Hiring managers often make the mistake that taking a job interview is very simple as it looks. Many of the hiring managers take the hiring step for granted and they don’t invest much time and concentration which is required for effective and quality hiring. Yes, we all are very busy with our work, and we may not find enough time to pay any special attention to prepare to conduct a job interview. But if you devote a little bit of time with a bit of concentration, you can add a lot more value to your hiring process, and most importantly you can make wise decisions that will be beneficial for choosing the right candidate.
Here are 3 of the most common hiring mistakes that hiring managers make which you should try to avoid –
We all want good employees to join our company as soon as possible. Don’t miss the chance of hiring great candidates due to the long and slow hiring process. Try to figure out the average time taken from the application to the job process. If it’s indulging longer time than usual, find out what is the cause of the delay. it may happen that the good candidates are applying but they are moving out due to the lengthy, time-consuming hiring process without proper feedback. Try to implement ways that can avoid delays and can speed up the decision-making. Most importantly communication is very essential, provide the candidates with necessary updates and feedback to maintain their interest and reducing the chance of missing out a good candidate.
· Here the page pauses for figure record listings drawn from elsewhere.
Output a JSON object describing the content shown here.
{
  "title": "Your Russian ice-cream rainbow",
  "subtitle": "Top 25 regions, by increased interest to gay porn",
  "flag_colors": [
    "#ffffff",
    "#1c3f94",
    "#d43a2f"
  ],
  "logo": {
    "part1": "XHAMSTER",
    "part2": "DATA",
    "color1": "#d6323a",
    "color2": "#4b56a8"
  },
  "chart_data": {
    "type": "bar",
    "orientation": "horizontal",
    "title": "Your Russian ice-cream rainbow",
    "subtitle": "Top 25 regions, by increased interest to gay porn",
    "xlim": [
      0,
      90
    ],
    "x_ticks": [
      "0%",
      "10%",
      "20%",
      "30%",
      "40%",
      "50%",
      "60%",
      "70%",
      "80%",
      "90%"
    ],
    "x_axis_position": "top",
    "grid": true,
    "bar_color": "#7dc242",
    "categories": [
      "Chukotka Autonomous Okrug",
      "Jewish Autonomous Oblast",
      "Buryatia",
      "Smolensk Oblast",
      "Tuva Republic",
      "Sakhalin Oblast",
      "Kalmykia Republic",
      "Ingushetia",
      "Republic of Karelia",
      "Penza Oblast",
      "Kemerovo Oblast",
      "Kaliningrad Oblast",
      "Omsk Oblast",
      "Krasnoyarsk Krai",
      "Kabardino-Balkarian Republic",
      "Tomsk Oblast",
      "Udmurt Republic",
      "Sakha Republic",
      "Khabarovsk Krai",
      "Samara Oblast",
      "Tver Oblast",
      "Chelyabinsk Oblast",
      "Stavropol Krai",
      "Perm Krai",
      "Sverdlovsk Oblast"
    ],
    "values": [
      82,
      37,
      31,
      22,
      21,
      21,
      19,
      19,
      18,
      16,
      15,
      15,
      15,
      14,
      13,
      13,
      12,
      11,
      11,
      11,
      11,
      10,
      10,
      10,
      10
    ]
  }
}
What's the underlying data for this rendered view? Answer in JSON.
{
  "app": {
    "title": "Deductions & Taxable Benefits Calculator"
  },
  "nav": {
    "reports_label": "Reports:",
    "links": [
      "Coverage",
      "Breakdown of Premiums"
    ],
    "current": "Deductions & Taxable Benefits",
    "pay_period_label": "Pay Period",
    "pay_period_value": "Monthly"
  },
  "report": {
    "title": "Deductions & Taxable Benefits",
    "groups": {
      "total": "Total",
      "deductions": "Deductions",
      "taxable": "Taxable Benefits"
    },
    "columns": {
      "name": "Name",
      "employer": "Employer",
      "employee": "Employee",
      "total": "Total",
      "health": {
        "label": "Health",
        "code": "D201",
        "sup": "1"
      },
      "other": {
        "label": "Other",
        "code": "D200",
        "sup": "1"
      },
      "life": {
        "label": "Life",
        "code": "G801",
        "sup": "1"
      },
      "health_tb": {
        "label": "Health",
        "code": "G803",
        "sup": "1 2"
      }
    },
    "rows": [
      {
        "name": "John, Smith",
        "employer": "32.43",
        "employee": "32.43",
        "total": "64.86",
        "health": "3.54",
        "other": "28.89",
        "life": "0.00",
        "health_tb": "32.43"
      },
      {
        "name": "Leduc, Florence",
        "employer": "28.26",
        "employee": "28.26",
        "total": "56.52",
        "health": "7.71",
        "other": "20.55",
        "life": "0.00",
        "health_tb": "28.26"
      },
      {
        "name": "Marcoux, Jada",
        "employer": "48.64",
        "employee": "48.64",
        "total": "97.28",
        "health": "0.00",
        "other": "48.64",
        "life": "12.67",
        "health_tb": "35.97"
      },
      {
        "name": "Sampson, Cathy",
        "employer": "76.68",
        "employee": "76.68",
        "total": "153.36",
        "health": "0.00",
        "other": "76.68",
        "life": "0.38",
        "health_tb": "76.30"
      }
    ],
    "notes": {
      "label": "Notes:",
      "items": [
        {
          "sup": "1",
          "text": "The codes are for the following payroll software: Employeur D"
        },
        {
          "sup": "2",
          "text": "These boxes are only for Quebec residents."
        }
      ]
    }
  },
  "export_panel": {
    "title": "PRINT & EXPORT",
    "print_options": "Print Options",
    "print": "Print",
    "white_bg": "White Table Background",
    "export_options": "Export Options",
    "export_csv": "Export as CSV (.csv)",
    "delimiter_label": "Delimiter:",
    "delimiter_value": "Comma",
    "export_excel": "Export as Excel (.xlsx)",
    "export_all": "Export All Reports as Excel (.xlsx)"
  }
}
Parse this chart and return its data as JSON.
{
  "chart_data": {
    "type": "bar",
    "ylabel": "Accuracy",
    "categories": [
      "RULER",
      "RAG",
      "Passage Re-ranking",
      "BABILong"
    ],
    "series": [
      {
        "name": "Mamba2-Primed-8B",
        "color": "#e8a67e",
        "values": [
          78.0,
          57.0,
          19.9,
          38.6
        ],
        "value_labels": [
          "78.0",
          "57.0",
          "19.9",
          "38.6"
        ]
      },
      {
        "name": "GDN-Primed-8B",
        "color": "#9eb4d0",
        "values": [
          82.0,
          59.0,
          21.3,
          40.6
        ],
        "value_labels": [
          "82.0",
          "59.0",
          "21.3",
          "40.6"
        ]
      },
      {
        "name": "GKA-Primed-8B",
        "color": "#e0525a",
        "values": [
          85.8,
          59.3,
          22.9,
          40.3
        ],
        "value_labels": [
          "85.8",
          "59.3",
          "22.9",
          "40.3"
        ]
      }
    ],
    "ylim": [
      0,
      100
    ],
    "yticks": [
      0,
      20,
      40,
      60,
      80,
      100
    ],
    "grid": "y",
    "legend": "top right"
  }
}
An unstructured interview is just a waste of time for both the candidates and the hiring managers. You need to structure up the interview process so that you don’t end up talking and asking too many questions and fail to learn the candidate. In this scenario, the interviews will be unnecessarily long and the hiring might missout on the quality candidates. A structured interview must have drafted questions that will give you the relevant information about the job requirements, note the must-have skills which will add more weight to the job requirements, go through the candidate’s resume and make note of specific questions that need to be asked to justify the skills and experience. You must give enough time to the candidate to speak and must have the patience to listen to him/her carefully. Finally, always make a note of the points or discussion so that you don’t miss out on any vital points.
Before the primary interview takes place, create an interview scorecard that lists the key accomplishments and skills you would like within the person you hire. You might have 7 criteria (sales skills, organizational skills, leadership abilities, etc.) that each interviewer scores the candidate from 1-5. This helps you to grade every candidate objectively against criteria that are important for the work.
Additionally, encourage every interviewer to write down what candidates actually say during the interview, instead of what they thought was said. When interviewers review these verbatim notes it’ll jog their memories and recall the candidates’ actual responses. In turn, this may enable everyone to more accurately discuss the candidate’s strengths and weaknesses and choose who makes a subsequent round of interviews.